Compasses and directions 

I had two curiously connected yet disjointed Web experiences this morning. First, I read Mark Sherman's AP story posted on Yahoo! News about a Federal judge ordering the Bush régime to either charge or free José Padilla, an American citizen being unconstitutionally detained as an " enemy combatant" for 2-1/2 years without ever having had formal charges laid against him. While this should be cause for celebration by any who respect the rule of law and the theory that government should be responsible to its citizens rather than its rulers, many of my fellow Americans seem to take a different view. For those with strong stomachs not easily swayed by utter lack of civility, you may find the Yahoo! discussion board for that article interesting. Those of us who were hoping to be able to go home in our lifetimes to a Constitutionally-governed country may be at variance with foreseeable reality.

The other discovery of the morning was the Political Compass website, which has an interesting little survey - rank yourself along a two-dimensional grid, liberal-conservative and authoritarian-libertarian. Roughly in line with my expectations, my scores came out as :
Economic Left/Right: -8.38 (leaving the neighbourhood of moderately leftish) and
Social Libertarian/Authoritarian: -6.15 (somewhat less libertarian than I expected).

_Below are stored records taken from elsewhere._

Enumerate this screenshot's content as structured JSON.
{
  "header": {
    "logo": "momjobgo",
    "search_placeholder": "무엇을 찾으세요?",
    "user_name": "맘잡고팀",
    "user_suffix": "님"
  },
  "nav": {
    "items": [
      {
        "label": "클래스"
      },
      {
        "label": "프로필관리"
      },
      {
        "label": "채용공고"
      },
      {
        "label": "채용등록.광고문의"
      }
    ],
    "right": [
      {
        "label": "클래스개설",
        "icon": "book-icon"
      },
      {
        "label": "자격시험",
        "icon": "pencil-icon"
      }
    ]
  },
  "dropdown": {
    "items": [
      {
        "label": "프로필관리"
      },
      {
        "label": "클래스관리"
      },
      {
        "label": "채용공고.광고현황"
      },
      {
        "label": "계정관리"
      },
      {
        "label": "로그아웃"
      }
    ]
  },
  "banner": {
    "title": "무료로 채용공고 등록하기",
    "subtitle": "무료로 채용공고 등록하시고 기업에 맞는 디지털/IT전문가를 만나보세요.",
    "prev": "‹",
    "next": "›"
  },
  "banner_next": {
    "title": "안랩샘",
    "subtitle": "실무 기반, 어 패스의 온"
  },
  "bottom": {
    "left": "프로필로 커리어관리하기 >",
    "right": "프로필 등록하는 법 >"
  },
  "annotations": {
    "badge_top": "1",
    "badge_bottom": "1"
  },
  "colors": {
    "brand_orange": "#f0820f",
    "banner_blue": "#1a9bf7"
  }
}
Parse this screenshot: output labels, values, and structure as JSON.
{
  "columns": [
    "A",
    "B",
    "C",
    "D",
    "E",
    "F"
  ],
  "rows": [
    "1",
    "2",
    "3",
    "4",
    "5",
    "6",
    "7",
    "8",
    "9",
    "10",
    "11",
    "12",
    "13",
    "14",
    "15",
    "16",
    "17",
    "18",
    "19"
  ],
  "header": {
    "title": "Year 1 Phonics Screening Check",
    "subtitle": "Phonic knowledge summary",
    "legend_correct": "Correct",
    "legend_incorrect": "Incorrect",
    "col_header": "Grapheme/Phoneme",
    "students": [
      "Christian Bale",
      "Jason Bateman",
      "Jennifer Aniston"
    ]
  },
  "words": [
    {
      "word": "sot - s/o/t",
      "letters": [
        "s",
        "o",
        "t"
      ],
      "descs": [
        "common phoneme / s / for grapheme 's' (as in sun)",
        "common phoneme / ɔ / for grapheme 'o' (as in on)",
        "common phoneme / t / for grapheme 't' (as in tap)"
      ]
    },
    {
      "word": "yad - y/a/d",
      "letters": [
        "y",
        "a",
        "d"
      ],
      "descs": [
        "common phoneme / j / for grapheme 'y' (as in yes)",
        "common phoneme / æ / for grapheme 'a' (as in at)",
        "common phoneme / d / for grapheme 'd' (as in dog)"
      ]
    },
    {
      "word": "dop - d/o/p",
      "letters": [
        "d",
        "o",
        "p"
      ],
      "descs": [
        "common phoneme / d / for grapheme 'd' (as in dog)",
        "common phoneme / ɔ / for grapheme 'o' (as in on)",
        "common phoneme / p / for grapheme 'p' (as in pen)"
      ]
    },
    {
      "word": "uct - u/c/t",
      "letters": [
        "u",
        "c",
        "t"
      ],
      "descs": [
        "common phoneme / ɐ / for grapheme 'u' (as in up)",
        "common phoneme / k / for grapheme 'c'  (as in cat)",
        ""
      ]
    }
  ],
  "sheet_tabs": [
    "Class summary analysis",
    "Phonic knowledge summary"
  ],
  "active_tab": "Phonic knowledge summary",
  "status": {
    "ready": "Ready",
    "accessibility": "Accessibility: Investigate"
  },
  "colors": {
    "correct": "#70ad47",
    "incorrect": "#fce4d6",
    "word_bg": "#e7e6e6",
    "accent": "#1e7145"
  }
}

One might ponder on the choice of assignment of negative values to the left or to libertarianism. However, for those of you who remember your middle-school geometry and trigonometry, a standard grid is ordinarily drawn with increasing values to the right and top from a central origin point. I'm sure some authoritarian righty will find fair to bash the "negative" libertarians or liberals. It saves him the trouble of coming up with a substantive argument.